The Paddy Bedford Estate has gifted “Medicine Pocket” to the collection of the National Gallery of Australia in Canberra, a long time art partner of Qantas. The National Gallery has the largest collection and display of Australian Indigenous art in the world and assisted in an advisory capacity with the selection of the artwork for the livery.
For the first time in the airline’s 93 year history, the iconic Qantas tail has been included in the design, with the airline’s trademark red tail colour behind the white kangaroo altered to match the earthy tones of Paddy Bedford’s art work.
Qantas Chief Executive Officer Alan Joyce said: “As Australia’s national carrier, we will fly this livery with great pride. It not only reflects our rich history as a country, it highlights the opportunities we have to promote our Indigenous culture to the Australian public and our international visitors.”
Newly announced Qantas Ambassador, Indigenous AFL player Adam Goodes, is among the group taking part in the historic delivery of “Mendoowoorrji”.
“I am honoured to be standing alongside this aircraft in all its glory today. It represents our people and our culture and it is only fitting that Qantas as the Spirit of Australia, is using this aircraft to showcase over 60,000 years of Aboriginal art and culture.”
Balarinji’s Managing Director, Ros Moriarty, said: “In our studio’s 30th year, it is a privilege to once again work with Qantas on an iconic Indigenous art aircraft. We applaud Qantas for the leadership in supplier diversity and reconciliation.”
One of the four key focus areas of Qantas’ Reconciliation Action Plan (RAP) is a commitment for Qantas to support indigenous-owned enterprises through the development of a more comprehensive supplier diversity program. Qantas is a founding member of Supply Nation and is proud to work with Boeing, which shares the airline’s commercial diversity objectives to engage minority-owned businesses.
Mr Joyce said the new 737-800 aircraft is an example of where companies can successfully engage minority suppliers.
“Qantas is committed to supplier diversity within our own business but we are also urging other businesses both in Australia and overseas to look at minority suppliers, using our successful indigenous procurement contracts as examples of win-win.”

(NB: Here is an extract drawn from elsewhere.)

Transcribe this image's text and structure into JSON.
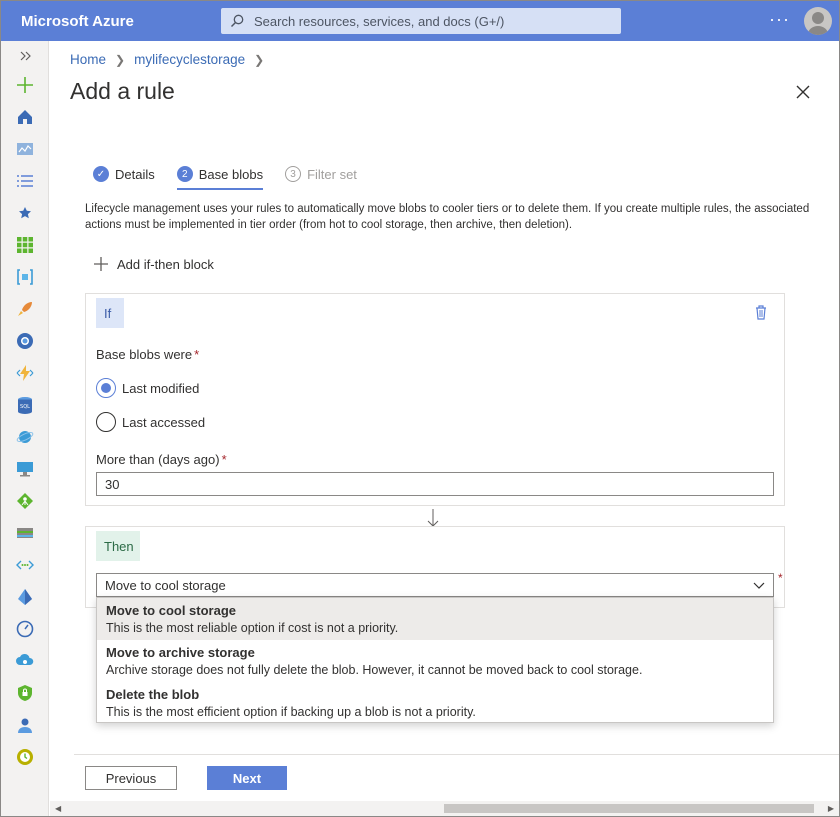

Qantas has minority suppliers across a range of its business functions globally including telecommunications, design and employee training.
The aircraft will fly back to Australia via Fiji with a group of dignitaries on board and will be given a traditional Indigenous welcome to country when it touches down in Sydney on Monday.
“Mendoowoorrji” will fly to Broome and Canberra for promotional visits in coming weeks after it enters service across the Qantas domestic network from mid-November. It will also operate east-west and intra WA flights as part of its regular scheduled services.
This is the 69th B737-800 in the Qantas Group fleet, with six additional aircraft to join between now and the end of 2014. With an average age of 7.9 years, the Qantas fleet is now its lowest since privatisation.